Sometimes Julien and Austin would wander through the narrow streets of the Marais during the endlessly prolonged June twilight. They’d go through the Jewish Quarter and often they’d eat at Jo Gold-enberg’s, a deli up front and a restaurant behind, full of cozy booths and paintings of rabbis and of old women in babushkas. Violinists serenaded each table in turn and a gypsy told fortunes. For Austin it was like a distorted dream version of a New York deli—it took him a second to realize that
cascher
was the French word for “kosher.”

As they ate their kasha and derma, Julien said, “I thought it over.
You must understand, I’d never met someone before who was seropositive. For me it wasn’t part of real life.”

“Not even in Ethiopia?”

“Well, I suppose there are lots of cases there, but I think it’s other parts of Africa, Black Africa—”

“The Ethiopians aren’t black?”

Julien smiled with a smile so superior it was pitying. “Don’t let
them
ever hear you say that. No, they think they’re an ancient tribe, close to the Pharaohs, the Pharaonic Egyptians, and they look down on their black neighbors. It’s true the Ethiopian elite is rather light-skinned, the men plump and often balding, their features quite small and regular, the women truly beautiful. Of course the Ethiopians
pretend
they’re black when they think they can get some political mileage out of it. It’s a clever, sophisticated nation—only in Addis Ababa do
all
the Western powers keep embassies.”

He talked on and on about Ethiopia, while Austin waited for him to come back to their love and its future.
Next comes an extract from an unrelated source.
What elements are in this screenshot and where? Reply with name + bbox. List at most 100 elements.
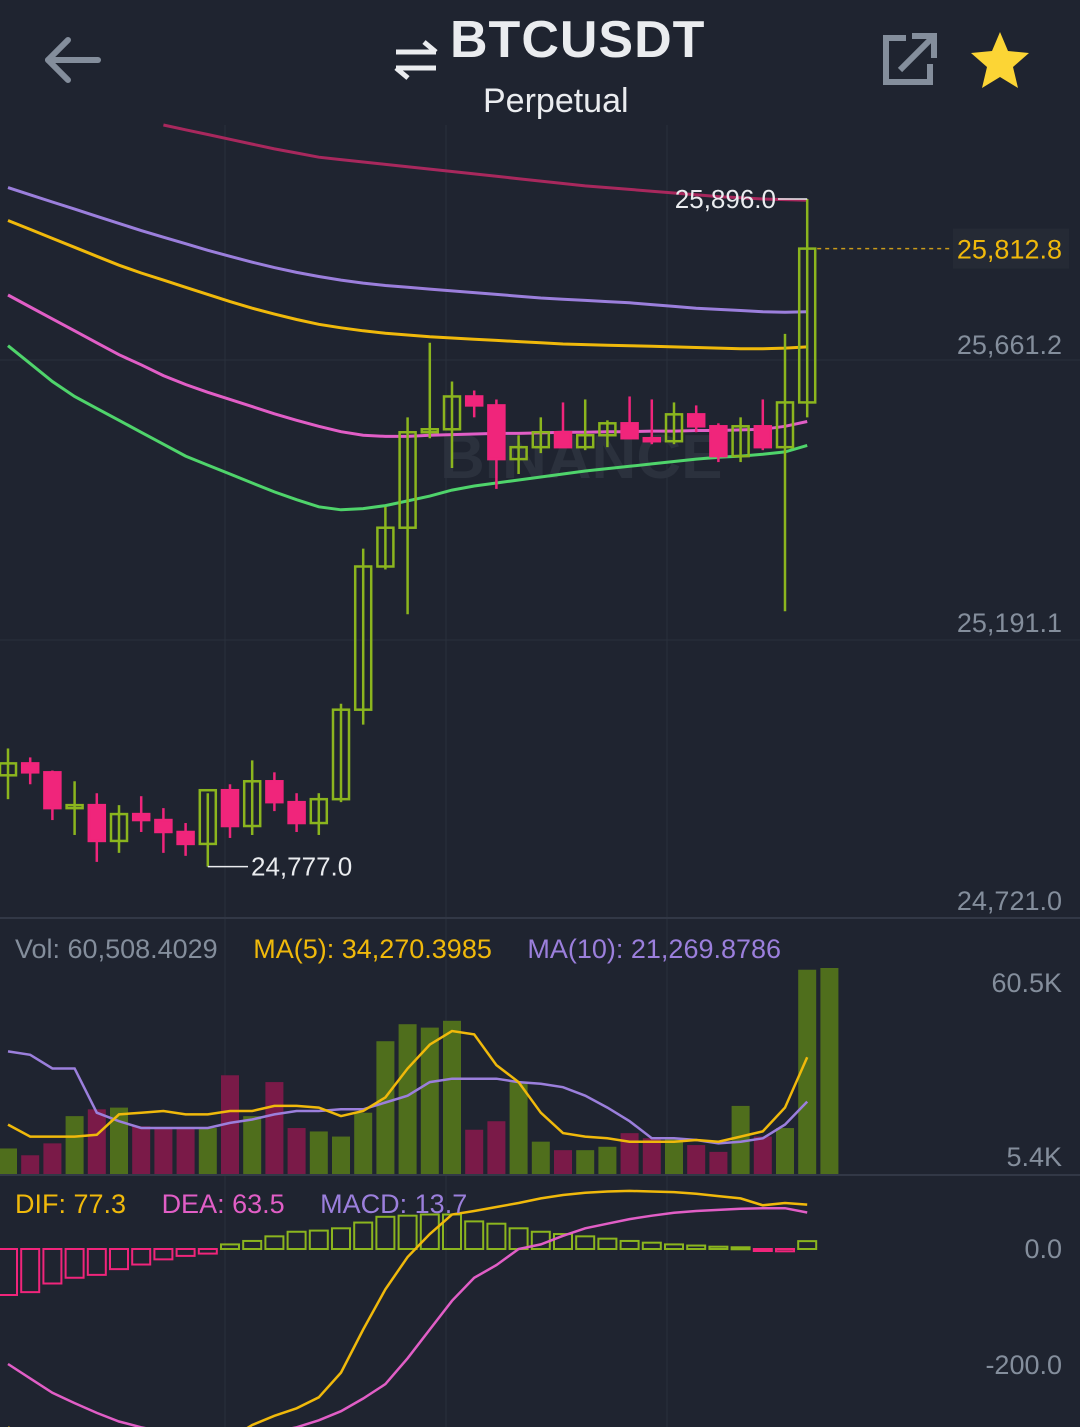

Austin was soothed by this absurd reprieve and Julien, essentially a kind-hearted man, seemed happy, too, to avoid what he must have prepared to say.

But finally a densely packed poppy-seed cake, heavy as an ingot, was served as though it were a black curse in a fairy tale, and they both fell silent after Julien’s pell-mell speech on the subject of Ethiopian pride.

“You said you’d thought it all over?” Austin prompted, determined to make it easy for this tactful young man.

“You must understand that I was thunderstruck when you told me about yourself. I’d never thought about it, I’d never met anyone …” Perhaps he saw from Austin’s look of vulnerability that to insist on the singularity of Austin’s condition only made it sound more monstrous. He ran out of energy and once again was caught in a brief moment of stasis, like a gymnast who has twisted and turned in every direction on a sawhorse and then balances upside-down on his hands for a second, before choreographing a military-sharp descent to the floor.